The fact that my now 73 years remains only relatively old after a life in running makes its own point, too. A strongly beating heart, evenly heaving chest, and genuine interest in the future of those both old and young alike are only a few of the benefits that accrue beyond the self-opiated sense of well-being that attends repeatedly placing one foot in fronting another at (whatever) speed over distance. 

But we must tread warily when making any such definitive conclusions, too, because there’s also mystery here, along with zero guarantees. As such, we must remain humble, recalling that exploration is the lure, not any single epiphany or arrival. 

And so as we set off on another calendar’s turn, though the world before us may seem more contentious than ever, let’s lift a glass to that endless, open road, and to those who share a lane with us for however long.

In that spirit, may 2021 lead you to places that bring peace, harmony, and a sense of purpose and well-being, remembering that this life is a series of self-fulfilling prophecies not fixed certainties – It isn’t it, it’s what you make of it. So let’s make the most of what we have while the time is still ours at hand. Then, let’s meet up a year from now to compare journeys and, hopefully, maybe have a laugh or two about what idiots we’ve been along the way.

And, not to worry, Mank. You’ll find it next time around, wait and see.

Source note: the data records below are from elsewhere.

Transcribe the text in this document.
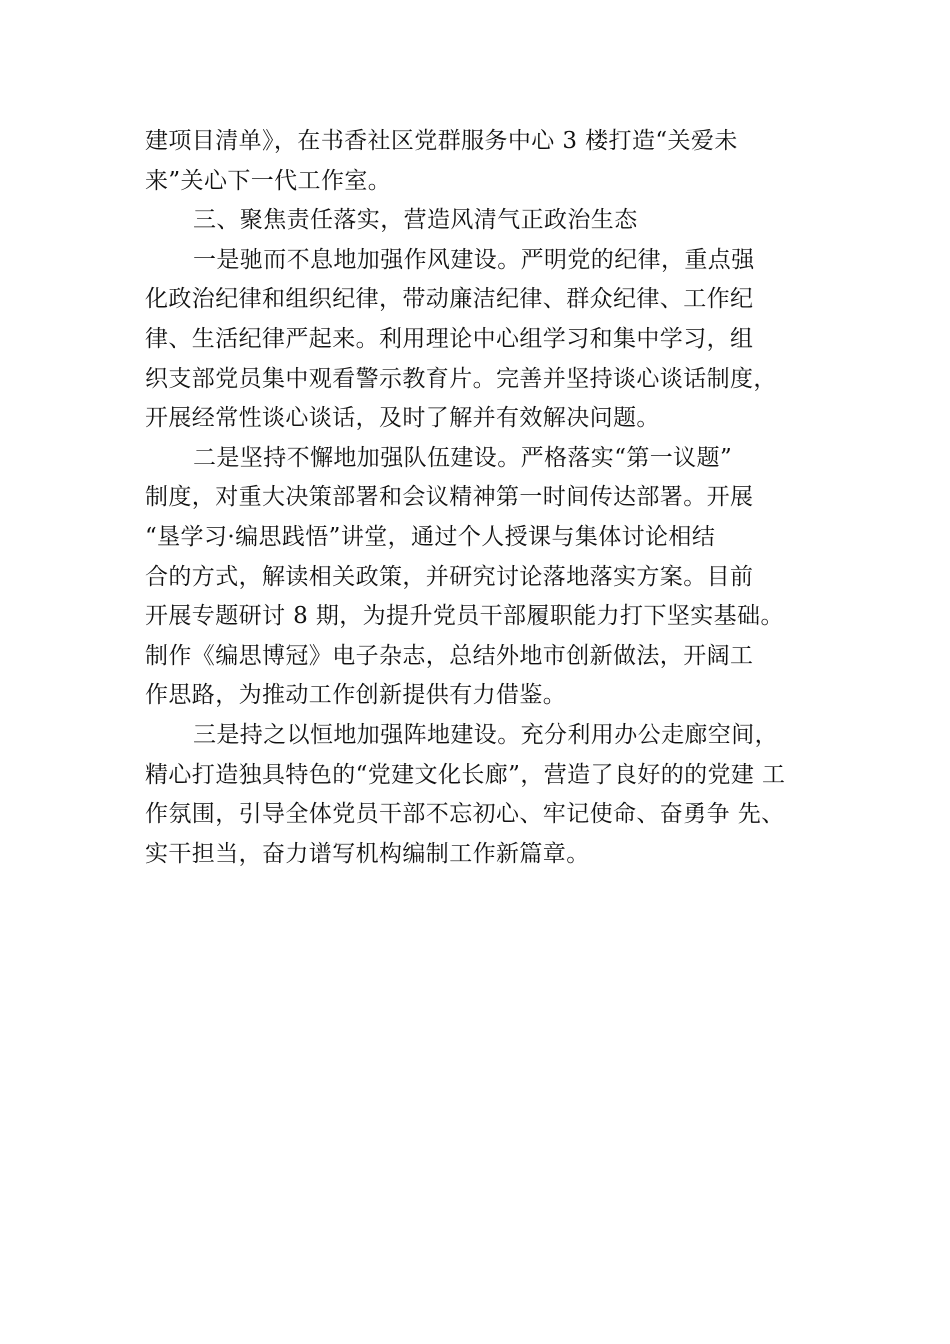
建项目清单》，在书香社区党群服务中心 3 楼打造“关爱未
来”关心下一代工作室。
三、聚焦责任落实，营造风清气正政治生态
一是驰而不息地加强作风建设。严明党的纪律，重点强
化政治纪律和组织纪律，带动廉洁纪律、群众纪律、工作纪
律、生活纪律严起来。利用理论中心组学习和集中学习，组
织支部党员集中观看警示教育片。完善并坚持谈心谈话制度，
开展经常性谈心谈话，及时了解并有效解决问题。
二是坚持不懈地加强队伍建设。严格落实“第一议题”
制度，对重大决策部署和会议精神第一时间传达部署。开展
“垦学习·编思践悟”讲堂，通过个人授课与集体讨论相结
合的方式，解读相关政策，并研究讨论落地落实方案。目前
开展专题研讨 8 期，为提升党员干部履职能力打下坚实基础。
制作《编思博冠》电子杂志，总结外地市创新做法，开阔工
作思路，为推动工作创新提供有力借鉴。
三是持之以恒地加强阵地建设。充分利用办公走廊空间，
精心打造独具特色的“党建文化长廊”，营造了良好的的党建 工
作氛围，引导全体党员干部不忘初心、牢记使命、奋勇争 先、
实干担当，奋力谱写机构编制工作新篇章。
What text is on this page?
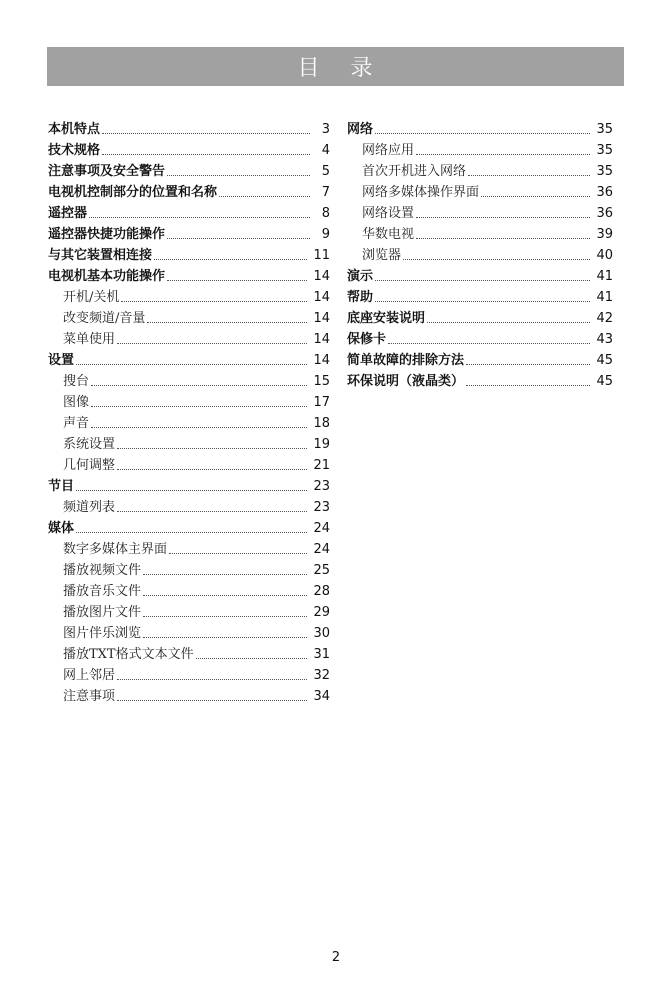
目 录
本机特点	3
技术规格	4
注意事项及安全警告	5
电视机控制部分的位置和名称	7
遥控器	8
遥控器快捷功能操作	9
与其它装置相连接	11
电视机基本功能操作	14
开机/关机	14
改变频道/音量	14
菜单使用	14
设置	14
搜台	15
图像	17
声音	18
系统设置	19
几何调整	21
节目	23
频道列表	23
媒体	24
数字多媒体主界面	24
播放视频文件	25
播放音乐文件	28
播放图片文件	29
图片伴乐浏览	30
播放TXT格式文本文件	31
网上邻居	32
注意事项	34
网络	35
网络应用	35
首次开机进入网络	35
网络多媒体操作界面	36
网络设置	36
华数电视	39
浏览器	40
演示	41
帮助	41
底座安装说明	42
保修卡	43
简单故障的排除方法	45
环保说明（液晶类）	45
2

2 thoughts on “TAKING ON 2021

  1. Thanks for such a perceptive piece, Toni. I don’t know how many or few people do work which gives them satisfaction. This isn’t about fame or big monetary reward, though the latter can increase in societies where materialism is highly prized and those who, for example, teach at any level are regarded as lesser achievers but their impact is not shown in a strict, black and white numbers balance sheet. The ideal is to have a balance, I believe. The fine American journalist Michael Goldfarb, a longtime resident here in the UK and also a former bureau chief for NPR, describes journalism as both a “Calling and a Business.” Exactly right in my view, if you think it is lalaland you are either going to go bust or have a big private income.

    Two last reminiscences: a manager at a media company who hired me to commentate on TV feeds of international athletics made a chance remark to me: “You’re a lucky man, Andy, because you get satisfaction from your work. Most people hate their work.” His words, not mine, and he is very successful in his field and, presumably, gets satisfaction from it.

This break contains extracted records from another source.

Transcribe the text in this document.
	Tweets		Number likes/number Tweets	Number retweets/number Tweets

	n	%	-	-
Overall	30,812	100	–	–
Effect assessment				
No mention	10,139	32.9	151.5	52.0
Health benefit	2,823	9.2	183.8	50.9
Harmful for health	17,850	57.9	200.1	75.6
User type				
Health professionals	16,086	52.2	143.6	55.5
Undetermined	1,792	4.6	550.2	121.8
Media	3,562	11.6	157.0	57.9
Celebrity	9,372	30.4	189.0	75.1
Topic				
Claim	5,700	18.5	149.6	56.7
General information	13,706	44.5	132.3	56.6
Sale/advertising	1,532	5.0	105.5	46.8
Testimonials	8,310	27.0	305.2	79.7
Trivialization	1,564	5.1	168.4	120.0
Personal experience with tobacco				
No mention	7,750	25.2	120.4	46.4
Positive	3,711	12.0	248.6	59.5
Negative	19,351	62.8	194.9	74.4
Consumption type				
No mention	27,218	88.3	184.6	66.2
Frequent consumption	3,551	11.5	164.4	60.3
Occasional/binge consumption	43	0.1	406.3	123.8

    Lastly, a good journalist in a longtime staff job once accused me of “Only doing work which I enjoyed and walking away from that which I didn’t enjoy.” Interesting and it made me out to be far more devil-may-care than I am, in fact, hardly at all. On reflection, the other journalist’s comments, stemming from an innocent remark of mine, may well have arisen from longstanding grievances they felt and they needed to vent them.


  2. I try to remind myself often to not take this running thing for granted. When I see folks my age swimming, biking, walking (not that there’s anything wrong with that!)….I think, there but for the grace of God go I. What a gift. And when my day of reckoning arrives, and I can no longer lace ’em up, I pray I have plenty of those abiding friendships intact so we can sit around and relive races run.